Но далее шаг выравнивается — мы имеем возможность идти рядом с Довлатовым из книги в книгу, из страны в страну, то есть из мира в мир. Строгая и одновременно теплая глава “Чемодан: что он вывез”, посвященная глубинному значению вещей, выглядит вполне уместным лирическим отступлением. Тем более уместным, что далее убедительно показаны неудачи “переломной” книги “Иностранка”, где “все приключения и драмы совершаются на плоскости, вне третьего измерения… Ограничение прав Довлатова-героя не идет на пользу Довлатову-автору”.
В начале своей книги Игорь Сухих выстраивает литературную парадигму: “Поэт — Писатель — Литератор”. В конце — наполняет ее конкретным содержанием: “Бродский — Солженицын — Довлатов”. С этим, понятно, согласятся не все.
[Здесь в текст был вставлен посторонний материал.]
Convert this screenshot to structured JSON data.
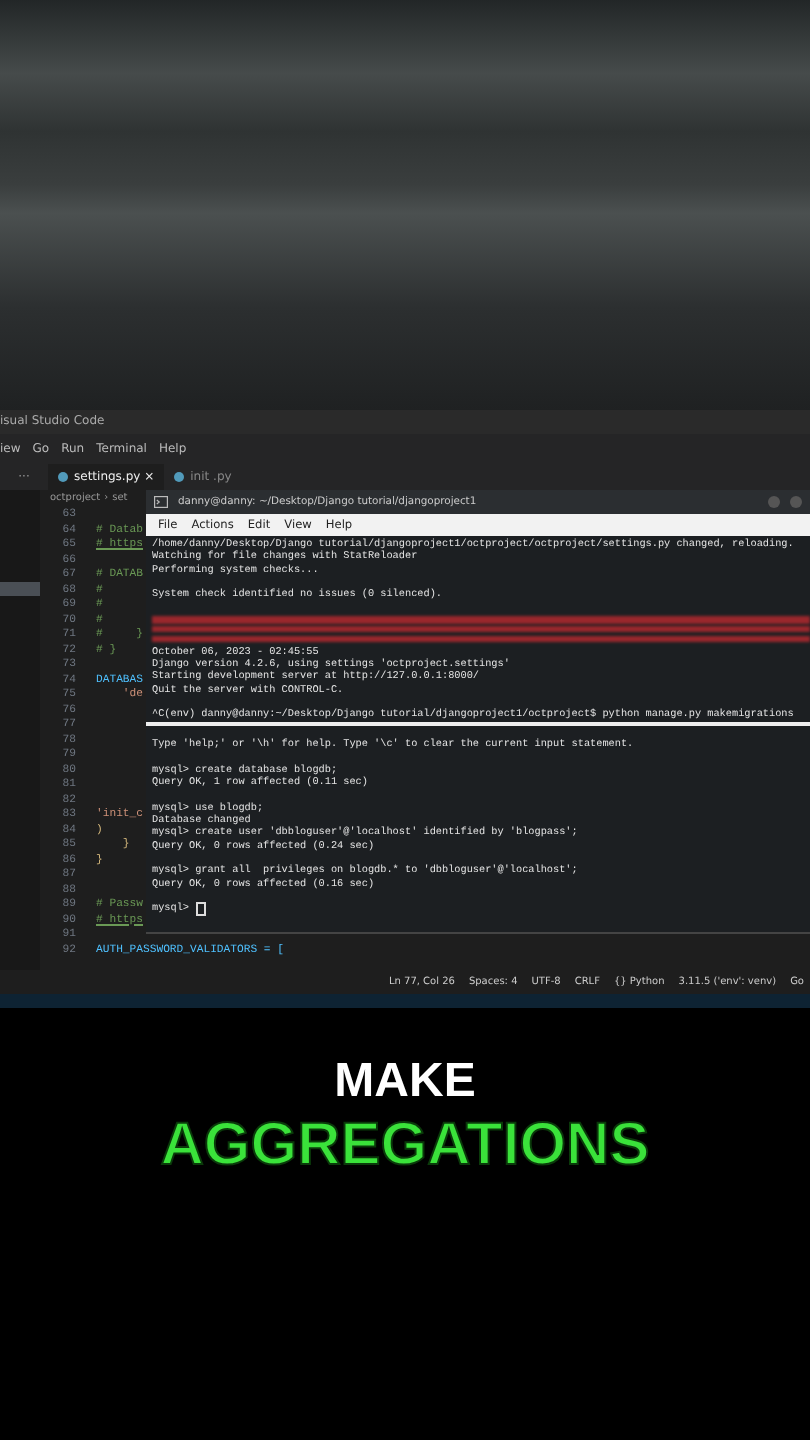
{
  "editor": {
    "title": "isual Studio Code",
    "menu": [
      "iew",
      "Go",
      "Run",
      "Terminal",
      "Help"
    ],
    "more": "···",
    "tabs": [
      {
        "label": "settings.py",
        "close": "×",
        "selected": true
      },
      {
        "label": "init .py",
        "selected": false
      }
    ],
    "breadcrumb": [
      "octproject",
      "›",
      "set"
    ],
    "lines": [
      {
        "number": "63"
      },
      {
        "number": "64",
        "kind": "comment",
        "code": "# Datab"
      },
      {
        "number": "65",
        "kind": "link",
        "code": "# https"
      },
      {
        "number": "66"
      },
      {
        "number": "67",
        "kind": "comment",
        "code": "# DATAB"
      },
      {
        "number": "68",
        "kind": "comment",
        "code": "#"
      },
      {
        "number": "69",
        "kind": "comment",
        "code": "#"
      },
      {
        "number": "70",
        "kind": "comment",
        "code": "#"
      },
      {
        "number": "71",
        "kind": "comment",
        "code": "#     }"
      },
      {
        "number": "72",
        "kind": "comment",
        "code": "# }"
      },
      {
        "number": "73"
      },
      {
        "number": "74",
        "kind": "variable",
        "code": "DATABAS"
      },
      {
        "number": "75",
        "kind": "string",
        "code": "    'de"
      },
      {
        "number": "76"
      },
      {
        "number": "77"
      },
      {
        "number": "78"
      },
      {
        "number": "79"
      },
      {
        "number": "80"
      },
      {
        "number": "81"
      },
      {
        "number": "82"
      },
      {
        "number": "83",
        "kind": "string",
        "code": "'init_c"
      },
      {
        "number": "84",
        "kind": "bracket",
        "code": ")"
      },
      {
        "number": "85",
        "kind": "bracket",
        "code": "    }"
      },
      {
        "number": "86",
        "kind": "bracket",
        "code": "}"
      },
      {
        "number": "87"
      },
      {
        "number": "88"
      },
      {
        "number": "89",
        "kind": "comment",
        "code": "# Passw"
      },
      {
        "number": "90",
        "kind": "link",
        "code": "# https"
      },
      {
        "number": "91"
      },
      {
        "number": "92",
        "kind": "variable",
        "code": "AUTH_PASSWORD_VALIDATORS = ["
      }
    ],
    "status_bar": [
      "Ln 77, Col 26",
      "Spaces: 4",
      "UTF-8",
      "CRLF",
      "{} Python",
      "3.11.5 ('env': venv)",
      "Go"
    ]
  },
  "terminal": {
    "title": "danny@danny: ~/Desktop/Django tutorial/djangoproject1",
    "menu": [
      "File",
      "Actions",
      "Edit",
      "View",
      "Help"
    ],
    "server_output": [
      {
        "kind": "text",
        "text": "/home/danny/Desktop/Django tutorial/djangoproject1/octproject/octproject/settings.py changed, reloading."
      },
      {
        "kind": "text",
        "text": "Watching for file changes with StatReloader"
      },
      {
        "kind": "text",
        "text": "Performing system checks..."
      },
      {
        "kind": "blank"
      },
      {
        "kind": "text",
        "text": "System check identified no issues (0 silenced)."
      },
      {
        "kind": "blank"
      },
      {
        "kind": "error"
      },
      {
        "kind": "error"
      },
      {
        "kind": "error"
      },
      {
        "kind": "text",
        "text": "October 06, 2023 - 02:45:55"
      },
      {
        "kind": "text",
        "text": "Django version 4.2.6, using settings 'octproject.settings'"
      },
      {
        "kind": "text",
        "text": "Starting development server at http://127.0.0.1:8000/"
      },
      {
        "kind": "text",
        "text": "Quit the server with CONTROL-C."
      },
      {
        "kind": "blank"
      },
      {
        "kind": "text",
        "text": "^C(env) danny@danny:~/Desktop/Django tutorial/djangoproject1/octproject$ python manage.py makemigrations"
      }
    ],
    "mysql_output": [
      {
        "kind": "blank"
      },
      {
        "kind": "text",
        "text": "Type 'help;' or '\\h' for help. Type '\\c' to clear the current input statement."
      },
      {
        "kind": "blank"
      },
      {
        "kind": "text",
        "text": "mysql> create database blogdb;"
      },
      {
        "kind": "text",
        "text": "Query OK, 1 row affected (0.11 sec)"
      },
      {
        "kind": "blank"
      },
      {
        "kind": "text",
        "text": "mysql> use blogdb;"
      },
      {
        "kind": "text",
        "text": "Database changed"
      },
      {
        "kind": "text",
        "text": "mysql> create user 'dbbloguser'@'localhost' identified by 'blogpass';"
      },
      {
        "kind": "text",
        "text": "Query OK, 0 rows affected (0.24 sec)"
      },
      {
        "kind": "blank"
      },
      {
        "kind": "text",
        "text": "mysql> grant all  privileges on blogdb.* to 'dbbloguser'@'localhost';"
      },
      {
        "kind": "text",
        "text": "Query OK, 0 rows affected (0.16 sec)"
      },
      {
        "kind": "blank"
      },
      {
        "kind": "prompt",
        "text": "mysql>"
      }
    ]
  },
  "caption": {
    "line_1": "MAKE",
    "line_2": "AGGREGATIONS"
  }
}
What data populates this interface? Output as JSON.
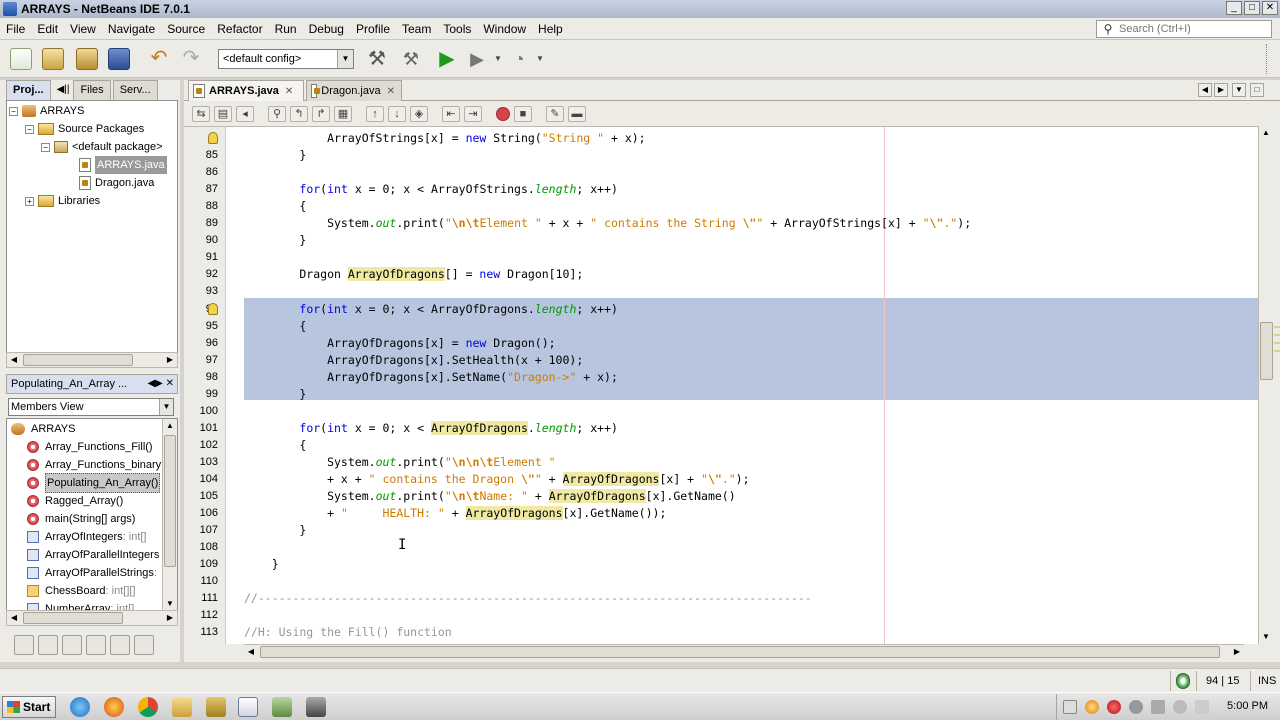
{
  "window": {
    "title": "ARRAYS - NetBeans IDE 7.0.1",
    "controls": [
      "_",
      "□",
      "✕"
    ]
  },
  "menu": [
    "File",
    "Edit",
    "View",
    "Navigate",
    "Source",
    "Refactor",
    "Run",
    "Debug",
    "Profile",
    "Team",
    "Tools",
    "Window",
    "Help"
  ],
  "search": {
    "placeholder": "Search (Ctrl+I)"
  },
  "toolbar": {
    "config": "<default config>"
  },
  "left": {
    "tabs": [
      "Proj...",
      "Files",
      "Serv..."
    ],
    "tree": [
      {
        "label": "ARRAYS",
        "icon": "project-icon"
      },
      {
        "label": "Source Packages",
        "icon": "folder-icon"
      },
      {
        "label": "<default package>",
        "icon": "package-icon"
      },
      {
        "label": "ARRAYS.java",
        "icon": "java-file-icon"
      },
      {
        "label": "Dragon.java",
        "icon": "java-file-icon"
      },
      {
        "label": "Libraries",
        "icon": "folder-icon"
      }
    ],
    "navigator_title": "Populating_An_Array ...",
    "members_view": "Members View",
    "members": [
      {
        "label": "ARRAYS",
        "type": "",
        "icon": "class-icon"
      },
      {
        "label": "Array_Functions_Fill()",
        "type": "",
        "icon": "method-icon"
      },
      {
        "label": "Array_Functions_binary",
        "type": "",
        "icon": "method-icon"
      },
      {
        "label": "Populating_An_Array()",
        "type": "",
        "icon": "method-icon"
      },
      {
        "label": "Ragged_Array()",
        "type": "",
        "icon": "method-icon"
      },
      {
        "label": "main",
        "type": "(String[] args)",
        "icon": "method-icon"
      },
      {
        "label": "ArrayOfIntegers",
        "type": " : int[]",
        "icon": "field-icon"
      },
      {
        "label": "ArrayOfParallelIntegers",
        "type": "",
        "icon": "field-icon"
      },
      {
        "label": "ArrayOfParallelStrings",
        "type": " :",
        "icon": "field-icon"
      },
      {
        "label": "ChessBoard",
        "type": " : int[][]",
        "icon": "chessboard-icon"
      },
      {
        "label": "NumberArray",
        "type": " : int[]",
        "icon": "field-icon"
      }
    ]
  },
  "editor": {
    "tabs": [
      {
        "label": "ARRAYS.java",
        "active": true,
        "close": "✕"
      },
      {
        "label": "Dragon.java",
        "active": false,
        "close": "✕"
      }
    ],
    "lines": [
      {
        "n": "",
        "code": [
          [
            "",
            "            ArrayOfStrings[x] = "
          ],
          [
            "kw",
            "new"
          ],
          [
            "",
            " String("
          ],
          [
            "str",
            "\"String \""
          ],
          [
            "",
            " + x);"
          ]
        ]
      },
      {
        "n": "85",
        "code": [
          [
            "",
            "        }"
          ]
        ]
      },
      {
        "n": "86",
        "code": [
          [
            "",
            ""
          ]
        ]
      },
      {
        "n": "87",
        "code": [
          [
            "",
            "        "
          ],
          [
            "kw",
            "for"
          ],
          [
            "",
            "("
          ],
          [
            "kw",
            "int"
          ],
          [
            "",
            " x = 0; x < ArrayOfStrings."
          ],
          [
            "fld",
            "length"
          ],
          [
            "",
            "; x++)"
          ]
        ]
      },
      {
        "n": "88",
        "code": [
          [
            "",
            "        {"
          ]
        ]
      },
      {
        "n": "89",
        "code": [
          [
            "",
            "            System."
          ],
          [
            "fld",
            "out"
          ],
          [
            "",
            ".print("
          ],
          [
            "str",
            "\""
          ],
          [
            "esc",
            "\\n\\t"
          ],
          [
            "str",
            "Element \""
          ],
          [
            "",
            " + x + "
          ],
          [
            "str",
            "\" contains the String "
          ],
          [
            "esc",
            "\\\""
          ],
          [
            "str",
            "\""
          ],
          [
            "",
            " + ArrayOfStrings[x] + "
          ],
          [
            "str",
            "\""
          ],
          [
            "esc",
            "\\\""
          ],
          [
            "str",
            ".\""
          ],
          [
            "",
            ");"
          ]
        ]
      },
      {
        "n": "90",
        "code": [
          [
            "",
            "        }"
          ]
        ]
      },
      {
        "n": "91",
        "code": [
          [
            "",
            ""
          ]
        ]
      },
      {
        "n": "92",
        "code": [
          [
            "",
            "        Dragon "
          ],
          [
            "hl",
            "ArrayOfDragons"
          ],
          [
            "",
            "[] = "
          ],
          [
            "kw",
            "new"
          ],
          [
            "",
            " Dragon[10];"
          ]
        ]
      },
      {
        "n": "93",
        "code": [
          [
            "",
            ""
          ]
        ]
      },
      {
        "n": "94",
        "code": [
          [
            "",
            "        "
          ],
          [
            "kw",
            "for"
          ],
          [
            "",
            "("
          ],
          [
            "kw",
            "int"
          ],
          [
            "",
            " x = 0; x < ArrayOfDragons."
          ],
          [
            "fld",
            "length"
          ],
          [
            "",
            "; x++)"
          ]
        ]
      },
      {
        "n": "95",
        "code": [
          [
            "",
            "        {"
          ]
        ]
      },
      {
        "n": "96",
        "code": [
          [
            "",
            "            ArrayOfDragons[x] = "
          ],
          [
            "kw",
            "new"
          ],
          [
            "",
            " Dragon();"
          ]
        ]
      },
      {
        "n": "97",
        "code": [
          [
            "",
            "            ArrayOfDragons[x].SetHealth(x + 100);"
          ]
        ]
      },
      {
        "n": "98",
        "code": [
          [
            "",
            "            ArrayOfDragons[x].SetName("
          ],
          [
            "str",
            "\"Dragon->\""
          ],
          [
            "",
            " + x);"
          ]
        ]
      },
      {
        "n": "99",
        "code": [
          [
            "",
            "        }"
          ]
        ]
      },
      {
        "n": "100",
        "code": [
          [
            "",
            ""
          ]
        ]
      },
      {
        "n": "101",
        "code": [
          [
            "",
            "        "
          ],
          [
            "kw",
            "for"
          ],
          [
            "",
            "("
          ],
          [
            "kw",
            "int"
          ],
          [
            "",
            " x = 0; x < "
          ],
          [
            "hl",
            "ArrayOfDragons"
          ],
          [
            "",
            "."
          ],
          [
            "fld",
            "length"
          ],
          [
            "",
            "; x++)"
          ]
        ]
      },
      {
        "n": "102",
        "code": [
          [
            "",
            "        {"
          ]
        ]
      },
      {
        "n": "103",
        "code": [
          [
            "",
            "            System."
          ],
          [
            "fld",
            "out"
          ],
          [
            "",
            ".print("
          ],
          [
            "str",
            "\""
          ],
          [
            "esc",
            "\\n\\n\\t"
          ],
          [
            "str",
            "Element \""
          ]
        ]
      },
      {
        "n": "104",
        "code": [
          [
            "",
            "            + x + "
          ],
          [
            "str",
            "\" contains the Dragon "
          ],
          [
            "esc",
            "\\\""
          ],
          [
            "str",
            "\""
          ],
          [
            "",
            " + "
          ],
          [
            "hl",
            "ArrayOfDragons"
          ],
          [
            "",
            "[x] + "
          ],
          [
            "str",
            "\""
          ],
          [
            "esc",
            "\\\""
          ],
          [
            "str",
            ".\""
          ],
          [
            "",
            ");"
          ]
        ]
      },
      {
        "n": "105",
        "code": [
          [
            "",
            "            System."
          ],
          [
            "fld",
            "out"
          ],
          [
            "",
            ".print("
          ],
          [
            "str",
            "\""
          ],
          [
            "esc",
            "\\n\\t"
          ],
          [
            "str",
            "Name: \""
          ],
          [
            "",
            " + "
          ],
          [
            "hl",
            "ArrayOfDragons"
          ],
          [
            "",
            "[x].GetName()"
          ]
        ]
      },
      {
        "n": "106",
        "code": [
          [
            "",
            "            + "
          ],
          [
            "str",
            "\"     HEALTH: \""
          ],
          [
            "",
            " + "
          ],
          [
            "hl",
            "ArrayOfDragons"
          ],
          [
            "",
            "[x].GetName());"
          ]
        ]
      },
      {
        "n": "107",
        "code": [
          [
            "",
            "        }"
          ]
        ]
      },
      {
        "n": "108",
        "code": [
          [
            "",
            ""
          ]
        ]
      },
      {
        "n": "109",
        "code": [
          [
            "",
            "    }"
          ]
        ]
      },
      {
        "n": "110",
        "code": [
          [
            "",
            ""
          ]
        ]
      },
      {
        "n": "111",
        "code": [
          [
            "cmt",
            "//--------------------------------------------------------------------------------"
          ]
        ]
      },
      {
        "n": "112",
        "code": [
          [
            "",
            ""
          ]
        ]
      },
      {
        "n": "113",
        "code": [
          [
            "cmt",
            "//H: Using the Fill() function"
          ]
        ]
      }
    ]
  },
  "status": {
    "position": "94 | 15",
    "mode": "INS"
  },
  "taskbar": {
    "start": "Start",
    "clock": "5:00 PM"
  },
  "colors": {
    "selection": "#b7c5df",
    "keyword": "#0000e6",
    "string": "#ce7b00",
    "field": "#009900",
    "highlight": "#f0e9a4"
  }
}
Но все, наверное, согласятся с тем, что время, когда писал Довлатов, безвозвратно ушло, реалии эпохи, неизбежно искажаясь, на глазах превращаются в окаменелости истории. Поэтому то, что делает Игорь Сухих, необыкновенно важно, — он пытается зафиксировать уходящее, пока оно еще не умерло окончательно, пока оно еще дышит и трепещет в руках. И в то же время — посмотреть на него со стороны, сделать, как выразился Бродский, “Шаг в сторону от собственного тела”. Сменив угол зрения, определить истинный масштаб фигуры, на которую направлен пристальный взгляд. Это очень сложная задача, может быть, даже по определению невозможная — как попытка Мюнхгаузена вытащить себя самого за волосы из болота. Я не знаю, справился ли с нею автор книги о Сергее Довлатове в полной мере, но сама по себе попытка — интересна, серьезна и достойна всяческого уважения.